Açılış konuşmasını yapan Prof. Dr. Fatma Fidan, konferansın bilgi paylaşımı ve kültürel etkileşim açısından uluslararası bir merkez haline geldiğini belirterek, “Yapay zekanın etik sorumluluklar çerçevesinde ele alınması sadece akademik üretim için değil, toplumsal gelişim açısından da büyük önem taşıyor” dedi.

Konferans ortaklarından Dr. Liza Alili Sulejmani ve Dr. Mihaela Pop, dijitalleşmenin hukuk ve fikri mülkiyet alanındaki etkilerini değerlendirdi. Dijital çağın sınır ötesi hukuk sorunlarını beraberinde getirdiğine dikkat çeken akademisyenler, etik ilkelerin bu süreçte rehber niteliği taşıması gerektiğini vurguladı.

“Yapay Zeka İnsan Yaratıcılığının Ürünü”

Prof. Dr. Rashmi Gujrati, pandemiyle hız kazanan dijital dönüşümün kalıcı bir değişim yarattığını ifade ederek, “Yapay zeka insanın yerini alamaz, çünkü yaratıcısı insandır. Teknoloji insanı değil, insan teknolojiyi anlamlandırır” şeklinde konuştu.

Dr. Ruxandra Paraschiv ise EEG teknolojisiyle dikkat ve duygu analizi üzerine yaptığı çalışmaları paylaştı. Paraschiv, teknolojinin etik şekilde kullanıldığında eğitim ve terapi alanlarında insan davranışlarını anlamaya katkı sunduğunu söyledi.
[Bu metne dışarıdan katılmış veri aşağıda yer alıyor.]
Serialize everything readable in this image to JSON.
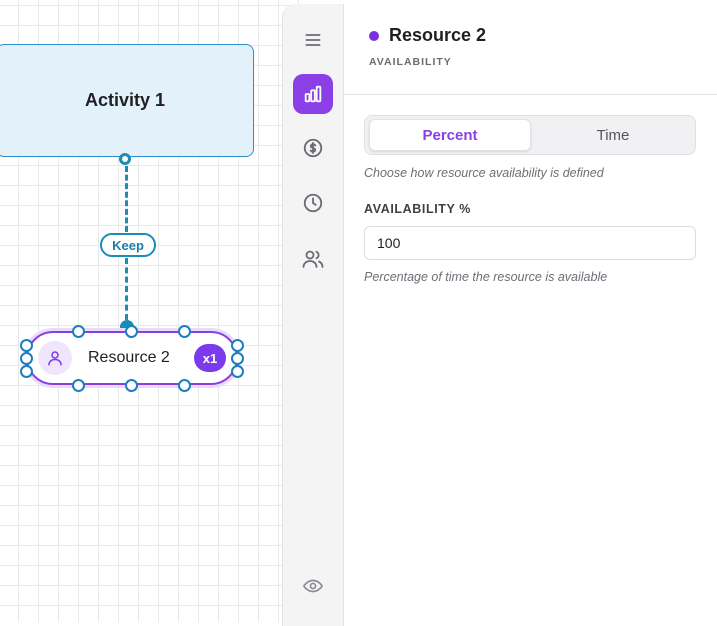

Empati Dijital Çağda da Korunmalı

Sosyolog Oya Özer, yapay zekanın toplumsal ilişkiler üzerindeki etkilerini sosyolojik bakış açısıyla değerlendirdi. Teknolojinin iletişimi kolaylaştırırken yüzeyselleştirdiğini belirten Özer, “Empati ve samimiyet, dijital çağın en fazla korumamız gereken değerleri” dedi.

Konferansta ayrıca Sharaf Goldberg, yönetim ve liderlik üzerine yaptığı sunumda, başarılı organizasyonlarda planlama, ekip çalışması ve liderliğin önemine dikkat çekti.

Yeni Akademik İş Birliklerinin Temeli Atıldı

Katılımcılar, konferans boyunca yapay zekanın etik, hukuki, psikolojik ve toplumsal boyutlarını tartışarak disiplinler arası yeni akademik iş birlikleri için önemli adımlar attı.